Saturday, April 5, 2014

How to be Successful at Treatment-Free Beekeeping



Very often, I hear of people who have "tried treatment-free beekeeping" and failed.  However, when I look into the situation, what I've found is that they've tried conventional beekeeping without treatments and failed.  This post is something adapted from just such a case, a guy who lives in Maine and bought Texas treatment-free bees.  He lost all but one of them and all but one in his treated apiary as well.  So I want to explain how it's done so people are not confused.
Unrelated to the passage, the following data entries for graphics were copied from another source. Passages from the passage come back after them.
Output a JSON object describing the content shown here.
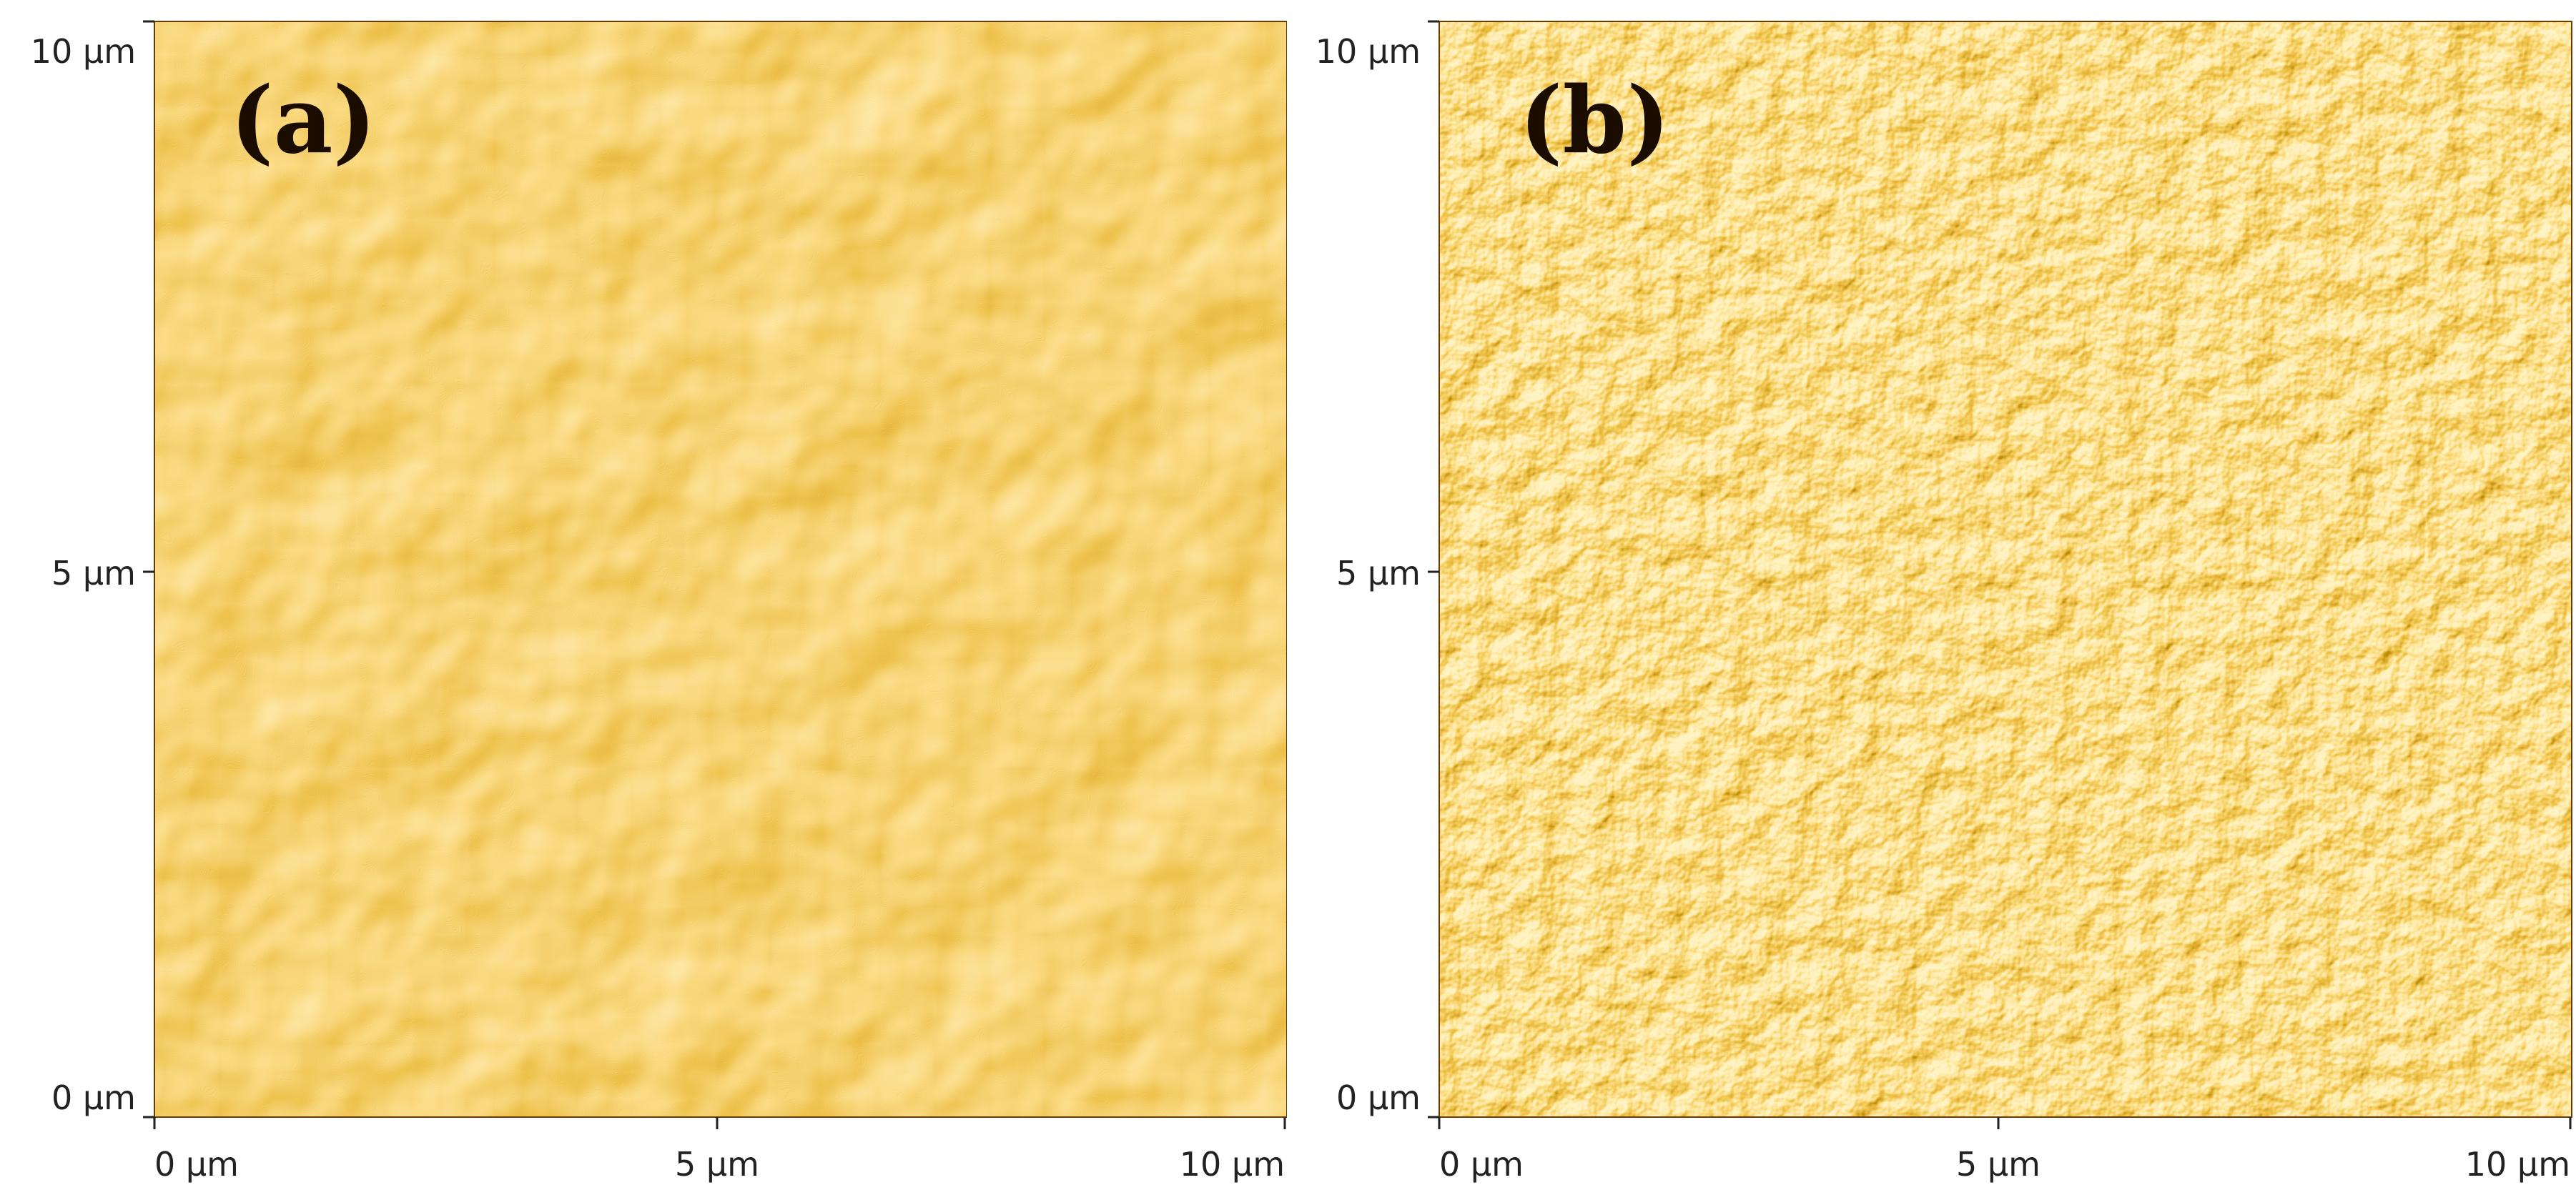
{
  "figure": {
    "panels": [
      {
        "id": "a",
        "label": "(a)",
        "x_ticks": [
          "0 µm",
          "5 µm",
          "10 µm"
        ],
        "y_ticks": [
          "10 µm",
          "5 µm",
          "0 µm"
        ],
        "texture": "large-grains",
        "palette": {
          "dark": "#7a3e00",
          "mid": "#d98512",
          "light": "#ffd070"
        }
      },
      {
        "id": "b",
        "label": "(b)",
        "x_ticks": [
          "0 µm",
          "5 µm",
          "10 µm"
        ],
        "y_ticks": [
          "10 µm",
          "5 µm",
          "0 µm"
        ],
        "texture": "fine-grains",
        "palette": {
          "dark": "#8a4a00",
          "mid": "#e39016",
          "light": "#ffe080"
        }
      }
    ]
  }
}
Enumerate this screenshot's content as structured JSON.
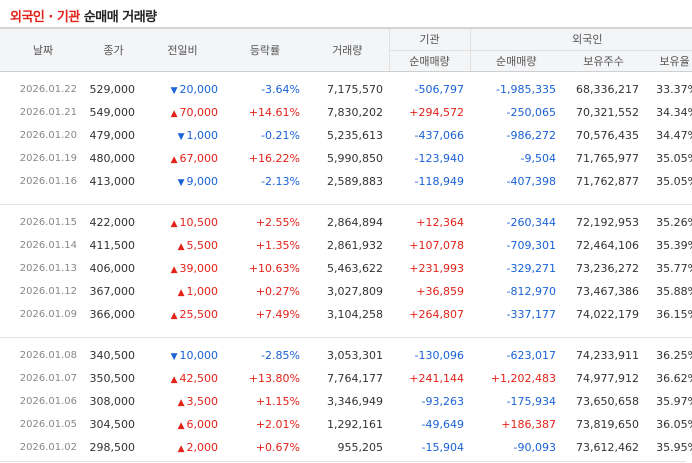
{
  "title": {
    "part1": "외국인",
    "sep": " · ",
    "part2": "기관",
    "part3": " 순매매 거래량"
  },
  "headers": {
    "date": "날짜",
    "close": "종가",
    "change": "전일비",
    "rate": "등락률",
    "volume": "거래량",
    "inst": "기관",
    "foreign": "외국인",
    "inst_net": "순매매량",
    "foreign_net": "순매매량",
    "holdings": "보유주수",
    "ratio": "보유율"
  },
  "colors": {
    "up": "#e2231a",
    "down": "#1a62d6"
  },
  "groups": [
    [
      {
        "date": "2026.01.22",
        "close": "529,000",
        "dir": "down",
        "change": "20,000",
        "rate": "-3.64%",
        "volume": "7,175,570",
        "inst": "-506,797",
        "foreign": "-1,985,335",
        "holdings": "68,336,217",
        "ratio": "33.37%"
      },
      {
        "date": "2026.01.21",
        "close": "549,000",
        "dir": "up",
        "change": "70,000",
        "rate": "+14.61%",
        "volume": "7,830,202",
        "inst": "+294,572",
        "foreign": "-250,065",
        "holdings": "70,321,552",
        "ratio": "34.34%"
      },
      {
        "date": "2026.01.20",
        "close": "479,000",
        "dir": "down",
        "change": "1,000",
        "rate": "-0.21%",
        "volume": "5,235,613",
        "inst": "-437,066",
        "foreign": "-986,272",
        "holdings": "70,576,435",
        "ratio": "34.47%"
      },
      {
        "date": "2026.01.19",
        "close": "480,000",
        "dir": "up",
        "change": "67,000",
        "rate": "+16.22%",
        "volume": "5,990,850",
        "inst": "-123,940",
        "foreign": "-9,504",
        "holdings": "71,765,977",
        "ratio": "35.05%"
      },
      {
        "date": "2026.01.16",
        "close": "413,000",
        "dir": "down",
        "change": "9,000",
        "rate": "-2.13%",
        "volume": "2,589,883",
        "inst": "-118,949",
        "foreign": "-407,398",
        "holdings": "71,762,877",
        "ratio": "35.05%"
      }
    ],
    [
      {
        "date": "2026.01.15",
        "close": "422,000",
        "dir": "up",
        "change": "10,500",
        "rate": "+2.55%",
        "volume": "2,864,894",
        "inst": "+12,364",
        "foreign": "-260,344",
        "holdings": "72,192,953",
        "ratio": "35.26%"
      },
      {
        "date": "2026.01.14",
        "close": "411,500",
        "dir": "up",
        "change": "5,500",
        "rate": "+1.35%",
        "volume": "2,861,932",
        "inst": "+107,078",
        "foreign": "-709,301",
        "holdings": "72,464,106",
        "ratio": "35.39%"
      },
      {
        "date": "2026.01.13",
        "close": "406,000",
        "dir": "up",
        "change": "39,000",
        "rate": "+10.63%",
        "volume": "5,463,622",
        "inst": "+231,993",
        "foreign": "-329,271",
        "holdings": "73,236,272",
        "ratio": "35.77%"
      },
      {
        "date": "2026.01.12",
        "close": "367,000",
        "dir": "up",
        "change": "1,000",
        "rate": "+0.27%",
        "volume": "3,027,809",
        "inst": "+36,859",
        "foreign": "-812,970",
        "holdings": "73,467,386",
        "ratio": "35.88%"
      },
      {
        "date": "2026.01.09",
        "close": "366,000",
        "dir": "up",
        "change": "25,500",
        "rate": "+7.49%",
        "volume": "3,104,258",
        "inst": "+264,807",
        "foreign": "-337,177",
        "holdings": "74,022,179",
        "ratio": "36.15%"
      }
    ],
    [
      {
        "date": "2026.01.08",
        "close": "340,500",
        "dir": "down",
        "change": "10,000",
        "rate": "-2.85%",
        "volume": "3,053,301",
        "inst": "-130,096",
        "foreign": "-623,017",
        "holdings": "74,233,911",
        "ratio": "36.25%"
      },
      {
        "date": "2026.01.07",
        "close": "350,500",
        "dir": "up",
        "change": "42,500",
        "rate": "+13.80%",
        "volume": "7,764,177",
        "inst": "+241,144",
        "foreign": "+1,202,483",
        "holdings": "74,977,912",
        "ratio": "36.62%"
      },
      {
        "date": "2026.01.06",
        "close": "308,000",
        "dir": "up",
        "change": "3,500",
        "rate": "+1.15%",
        "volume": "3,346,949",
        "inst": "-93,263",
        "foreign": "-175,934",
        "holdings": "73,650,658",
        "ratio": "35.97%"
      },
      {
        "date": "2026.01.05",
        "close": "304,500",
        "dir": "up",
        "change": "6,000",
        "rate": "+2.01%",
        "volume": "1,292,161",
        "inst": "-49,649",
        "foreign": "+186,387",
        "holdings": "73,819,650",
        "ratio": "36.05%"
      },
      {
        "date": "2026.01.02",
        "close": "298,500",
        "dir": "up",
        "change": "2,000",
        "rate": "+0.67%",
        "volume": "955,205",
        "inst": "-15,904",
        "foreign": "-90,093",
        "holdings": "73,612,462",
        "ratio": "35.95%"
      }
    ]
  ]
}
The solution is using local bees and breeding like a mad person, ferals, swarms, any bees that survived your last winter, (this guy has at least two hives that did that, these are now your local stock) and you multiply them.  You take those two hives and turn them into five or 20 or 50 if you have the ability and then you try again next year.  And when you get bees that survive consistently, then you work on other traits.  Many have tried what he tried, either with BeeWeaver's bees (outside of BeeWeaver's climate) or any other, dropped hundreds of dollars, and blew it.  All the time, I hear the argument "learn the basics and then try treatment-free" but in treatment-free, what I've outlined just here is the basics.  That's how it has to be done because that's just about the only way it really truly works.

If you want to know how to take two hives and make 50, I suggest grafting into a queenright cell builder (http://parkerfarms.biz/queenrearing.html).  The limiting factor is equipment and brood donors.  My equipment limits me to 27 nucs at a time.  Two hives will probably put a hard limit at about 10 nucs.  But if there are other hives to donate brood, the sky is the limit.  At this stage, you want unnatural increase (why this is treatment-free beekeeping and not "natural" beekeeping), to get as many new bees into your area as possible and let them figure out how to survive.  Many of them won't at first, but the more years of adaptation you have, the greater the strength of the result.

I say this year was great.  I lost all the bees that aren't going to survive a tough winter.  And since I'm moving to Colorado, that's an important trait to have.  It happened to this guy and many other beekeepers too.  The mindset that all hives should survive every year is conventional thinking and treatment-free is never going to stand up to that metric.  That's not how it works in nature and it doesn't work that way in treatment-free.  There is and must be an ongoing winnowing process that does and must kill some hives every winter and every summer.  And some years, both summers and winters, are particularly harsh, but as this case has shown, there are always some that survive somewhere.  It may be very few that take years to repopulate the area (naturally) but you as the treatment-free beekeeper use these things to your advantage and use your methods of rapid increase (I call it "Expansion Model Beekeeping") to give the process a kick in the hind end.